İklim değişikliği, yağış miktarlarında ve düzenlerinde önemli değişikliklere yol açmaktadır. Bazı bölgelerde uzun süreli kuraklıklar yaşanırken, bazı bölgelerde ise aşırı yağışlar ve yıkıcı seller görülebilmektedir. Bu değişiklikler, tarımı, su kaynaklarını ve doğal ekosistemleri olumsuz etkileyerek gıda güvenliği ve su kıtlığı gibi sorunlara yol açabilir.

Atmosferdeki artan karbondioksit (CO2) seviyeleri, okyanuslar tarafından emilerek deniz suyunun asitlenmesine neden olmaktadır. Okyanus asitlenmesi, deniz canlılarının kabuk ve iskelet oluşumunu zorlaştırarak deniz ekosistemleri için ciddi bir tehdit oluşturmaktadır. Bu durum, balıkçılık ve deniz ürünleri endüstrisi üzerinde de olumsuz etkilere sahip olabilir.

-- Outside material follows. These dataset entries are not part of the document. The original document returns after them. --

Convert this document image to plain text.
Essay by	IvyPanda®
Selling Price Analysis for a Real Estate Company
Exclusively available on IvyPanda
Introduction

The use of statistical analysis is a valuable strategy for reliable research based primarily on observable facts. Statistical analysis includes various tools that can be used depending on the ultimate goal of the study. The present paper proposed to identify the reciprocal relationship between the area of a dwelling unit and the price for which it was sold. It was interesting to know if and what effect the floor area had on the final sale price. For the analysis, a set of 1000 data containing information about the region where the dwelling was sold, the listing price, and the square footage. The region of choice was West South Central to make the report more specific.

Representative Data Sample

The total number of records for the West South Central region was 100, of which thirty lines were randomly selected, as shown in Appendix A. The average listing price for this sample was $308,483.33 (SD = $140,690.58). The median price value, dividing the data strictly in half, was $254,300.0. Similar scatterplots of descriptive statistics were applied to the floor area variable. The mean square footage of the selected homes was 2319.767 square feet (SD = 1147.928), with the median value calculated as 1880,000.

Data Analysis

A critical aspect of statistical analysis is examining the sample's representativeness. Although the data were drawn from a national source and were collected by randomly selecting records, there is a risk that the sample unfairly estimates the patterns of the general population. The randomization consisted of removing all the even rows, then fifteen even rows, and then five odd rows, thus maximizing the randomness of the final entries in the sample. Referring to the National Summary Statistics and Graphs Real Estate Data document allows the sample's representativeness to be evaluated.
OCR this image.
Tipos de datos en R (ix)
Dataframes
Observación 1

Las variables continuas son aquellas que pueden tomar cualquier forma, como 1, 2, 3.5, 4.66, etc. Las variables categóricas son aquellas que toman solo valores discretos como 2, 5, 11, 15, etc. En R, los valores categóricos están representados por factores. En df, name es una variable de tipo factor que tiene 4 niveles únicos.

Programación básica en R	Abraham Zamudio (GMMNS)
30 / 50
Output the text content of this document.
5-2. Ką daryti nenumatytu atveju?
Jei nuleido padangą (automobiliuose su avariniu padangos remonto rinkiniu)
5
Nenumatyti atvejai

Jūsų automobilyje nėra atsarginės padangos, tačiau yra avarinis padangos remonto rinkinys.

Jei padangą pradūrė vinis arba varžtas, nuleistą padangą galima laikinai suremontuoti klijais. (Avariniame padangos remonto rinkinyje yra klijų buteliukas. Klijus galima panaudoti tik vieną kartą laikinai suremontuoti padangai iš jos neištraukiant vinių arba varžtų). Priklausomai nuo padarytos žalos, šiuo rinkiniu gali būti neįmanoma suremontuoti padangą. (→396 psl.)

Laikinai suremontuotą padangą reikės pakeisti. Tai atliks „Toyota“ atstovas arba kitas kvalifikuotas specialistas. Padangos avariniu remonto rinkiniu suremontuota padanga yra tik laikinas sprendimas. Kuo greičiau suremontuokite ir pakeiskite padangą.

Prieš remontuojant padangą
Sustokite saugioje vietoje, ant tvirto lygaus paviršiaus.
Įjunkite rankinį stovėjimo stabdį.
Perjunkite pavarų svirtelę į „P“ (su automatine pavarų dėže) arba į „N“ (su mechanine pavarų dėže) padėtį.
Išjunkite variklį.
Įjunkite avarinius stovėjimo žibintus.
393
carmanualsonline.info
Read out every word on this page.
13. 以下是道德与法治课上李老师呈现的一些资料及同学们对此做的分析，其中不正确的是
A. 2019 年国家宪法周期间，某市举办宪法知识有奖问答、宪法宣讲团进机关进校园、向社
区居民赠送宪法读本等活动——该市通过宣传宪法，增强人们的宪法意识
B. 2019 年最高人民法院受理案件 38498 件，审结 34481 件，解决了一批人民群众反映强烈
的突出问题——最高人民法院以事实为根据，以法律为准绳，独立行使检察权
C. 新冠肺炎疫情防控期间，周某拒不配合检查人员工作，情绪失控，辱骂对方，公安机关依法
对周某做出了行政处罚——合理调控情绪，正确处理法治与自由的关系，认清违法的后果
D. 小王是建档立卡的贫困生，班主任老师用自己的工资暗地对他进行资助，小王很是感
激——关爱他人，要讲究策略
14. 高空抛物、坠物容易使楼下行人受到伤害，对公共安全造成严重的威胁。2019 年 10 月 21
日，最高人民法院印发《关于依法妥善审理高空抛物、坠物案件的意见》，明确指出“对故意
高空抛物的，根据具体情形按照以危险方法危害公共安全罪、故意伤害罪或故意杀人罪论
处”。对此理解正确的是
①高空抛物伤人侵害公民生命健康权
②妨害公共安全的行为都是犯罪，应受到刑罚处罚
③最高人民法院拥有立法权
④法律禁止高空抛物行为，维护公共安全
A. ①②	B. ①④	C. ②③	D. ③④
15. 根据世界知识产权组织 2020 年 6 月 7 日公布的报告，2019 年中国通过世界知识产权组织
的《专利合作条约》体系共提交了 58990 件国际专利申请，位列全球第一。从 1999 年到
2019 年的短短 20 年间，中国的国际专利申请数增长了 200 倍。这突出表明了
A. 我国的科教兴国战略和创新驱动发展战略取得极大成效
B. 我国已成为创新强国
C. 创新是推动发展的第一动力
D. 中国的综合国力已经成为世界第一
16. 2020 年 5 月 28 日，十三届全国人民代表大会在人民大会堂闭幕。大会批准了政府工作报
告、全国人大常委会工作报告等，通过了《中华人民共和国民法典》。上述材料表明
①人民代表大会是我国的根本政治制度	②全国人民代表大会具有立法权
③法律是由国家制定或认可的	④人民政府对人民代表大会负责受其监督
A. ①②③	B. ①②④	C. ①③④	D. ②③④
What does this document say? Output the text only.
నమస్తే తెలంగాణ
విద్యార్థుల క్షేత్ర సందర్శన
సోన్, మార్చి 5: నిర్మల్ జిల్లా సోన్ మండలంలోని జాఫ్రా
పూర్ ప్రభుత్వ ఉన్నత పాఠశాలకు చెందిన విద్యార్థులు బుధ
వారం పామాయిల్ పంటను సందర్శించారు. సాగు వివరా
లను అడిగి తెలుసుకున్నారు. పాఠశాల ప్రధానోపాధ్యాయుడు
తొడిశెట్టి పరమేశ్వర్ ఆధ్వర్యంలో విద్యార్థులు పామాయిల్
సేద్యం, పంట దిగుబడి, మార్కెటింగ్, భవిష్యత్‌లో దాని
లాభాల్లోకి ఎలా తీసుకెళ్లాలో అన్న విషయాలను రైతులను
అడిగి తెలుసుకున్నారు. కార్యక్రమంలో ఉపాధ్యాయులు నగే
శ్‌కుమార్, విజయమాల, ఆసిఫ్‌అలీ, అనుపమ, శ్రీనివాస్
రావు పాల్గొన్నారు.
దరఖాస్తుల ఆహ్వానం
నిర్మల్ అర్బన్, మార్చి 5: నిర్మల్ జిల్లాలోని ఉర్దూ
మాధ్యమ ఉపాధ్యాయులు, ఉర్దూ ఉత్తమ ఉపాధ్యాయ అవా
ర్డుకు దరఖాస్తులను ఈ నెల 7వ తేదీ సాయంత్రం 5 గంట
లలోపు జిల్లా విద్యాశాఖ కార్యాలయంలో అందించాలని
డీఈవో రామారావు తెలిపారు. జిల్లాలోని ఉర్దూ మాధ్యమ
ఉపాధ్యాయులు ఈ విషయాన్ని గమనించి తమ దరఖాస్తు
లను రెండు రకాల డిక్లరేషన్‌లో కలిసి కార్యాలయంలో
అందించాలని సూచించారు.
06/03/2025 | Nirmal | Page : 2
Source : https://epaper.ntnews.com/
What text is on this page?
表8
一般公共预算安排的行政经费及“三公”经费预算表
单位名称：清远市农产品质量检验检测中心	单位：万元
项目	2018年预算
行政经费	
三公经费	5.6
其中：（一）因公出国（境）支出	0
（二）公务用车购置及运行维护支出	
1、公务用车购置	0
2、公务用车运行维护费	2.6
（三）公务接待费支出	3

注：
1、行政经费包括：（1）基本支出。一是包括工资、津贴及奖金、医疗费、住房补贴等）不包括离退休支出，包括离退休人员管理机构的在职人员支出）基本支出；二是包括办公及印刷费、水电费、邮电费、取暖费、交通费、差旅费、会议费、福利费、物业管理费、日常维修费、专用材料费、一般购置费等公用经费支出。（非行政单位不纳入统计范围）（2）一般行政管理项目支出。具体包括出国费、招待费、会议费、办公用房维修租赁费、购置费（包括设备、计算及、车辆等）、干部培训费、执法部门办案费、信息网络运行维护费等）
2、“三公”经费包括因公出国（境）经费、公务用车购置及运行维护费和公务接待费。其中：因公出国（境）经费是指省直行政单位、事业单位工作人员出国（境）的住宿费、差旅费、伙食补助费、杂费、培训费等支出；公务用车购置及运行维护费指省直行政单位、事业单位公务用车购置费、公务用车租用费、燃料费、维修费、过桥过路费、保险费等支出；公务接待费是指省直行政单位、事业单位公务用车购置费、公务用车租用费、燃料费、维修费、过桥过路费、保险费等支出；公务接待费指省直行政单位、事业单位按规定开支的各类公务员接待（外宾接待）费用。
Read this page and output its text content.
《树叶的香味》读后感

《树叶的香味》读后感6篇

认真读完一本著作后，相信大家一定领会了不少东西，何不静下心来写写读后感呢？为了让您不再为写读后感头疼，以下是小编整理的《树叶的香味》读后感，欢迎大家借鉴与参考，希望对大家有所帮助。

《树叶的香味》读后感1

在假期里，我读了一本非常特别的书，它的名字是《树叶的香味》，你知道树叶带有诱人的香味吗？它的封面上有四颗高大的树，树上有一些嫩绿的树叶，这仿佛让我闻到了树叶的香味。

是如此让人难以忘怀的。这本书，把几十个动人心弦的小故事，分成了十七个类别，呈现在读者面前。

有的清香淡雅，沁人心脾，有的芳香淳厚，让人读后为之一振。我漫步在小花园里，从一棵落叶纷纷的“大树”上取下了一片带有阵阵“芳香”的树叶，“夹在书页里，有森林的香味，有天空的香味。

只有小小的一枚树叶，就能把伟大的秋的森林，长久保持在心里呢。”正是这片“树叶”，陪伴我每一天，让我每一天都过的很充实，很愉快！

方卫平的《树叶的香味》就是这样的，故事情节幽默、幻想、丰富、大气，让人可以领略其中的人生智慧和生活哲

İklim Krizi: Bir Aciliyet ve Etki Vurgusu

"İklim krizi" terimi, "iklim değişikliği" ve "küresel ısınma" terimlerine kıyasla, yaşanan durumun aciliyetini ve vahametini daha güçlü bir şekilde vurgulamak amacıyla son yıllarda yaygınlaşmıştır. Bu terimi kullananlar, devam eden sera gazı emisyonlarının gezegenin doğal ortamı ve insanlar için oluşturduğu tehdidin ciddiyetini vurgulamak ve iklim değişikliğiyle mücadelede daha agresif önlemler alınmasını teşvik etmek istemektedirler. "Kriz" kelimesi, çözüm üretilmesi gereken acil bir durumu ifade ederek, insanların bu konuyla alakalı duygusal bir bağ kurmasını ve harekete geçmesini sağlamayı amaçlar. "İklim değişikliği" terimi, bazılarına göre, yaşanan tehlikenin boyutunu tam olarak yansıtmamakta ve daha pasif bir anlam taşımaktadır.

Önemli bilimsel yayınlar ve kuruluşlar da "iklim krizi" terimini kullanarak, biyoçeşitliliği koruma ve iklim değişikliğinin yol açacağı acıları önleme konusunda acil eyleme geçilmesi gerektiğini vurgulamaktadır. Örneğin, BioScience dergisinde yayınlanan ve 11.000'den fazla bilim insanı tarafından desteklenen bir makalede, "iklim krizinin geldiği" ve "biyosferimizi koruma çabalarında muazzam bir ölçek artışının, iklim krizi nedeniyle yaşanacak anlatılmamış acılardan kaçınmak için gerekli olduğu" belirtilmektedir. Oxford Sözlükleri, 2019 yılında "iklim krizi"ni yılın kelimesi seçerek, bu terimin o yılın ruhunu ve endişelerini yansıttığını göstermiştir. Bu seçim, "kriz" teriminin, iklim değişikliğinin yarattığı tehdidin ciddiyetini ve aciliyetini vurgulamadaki artan önemini göstermektedir.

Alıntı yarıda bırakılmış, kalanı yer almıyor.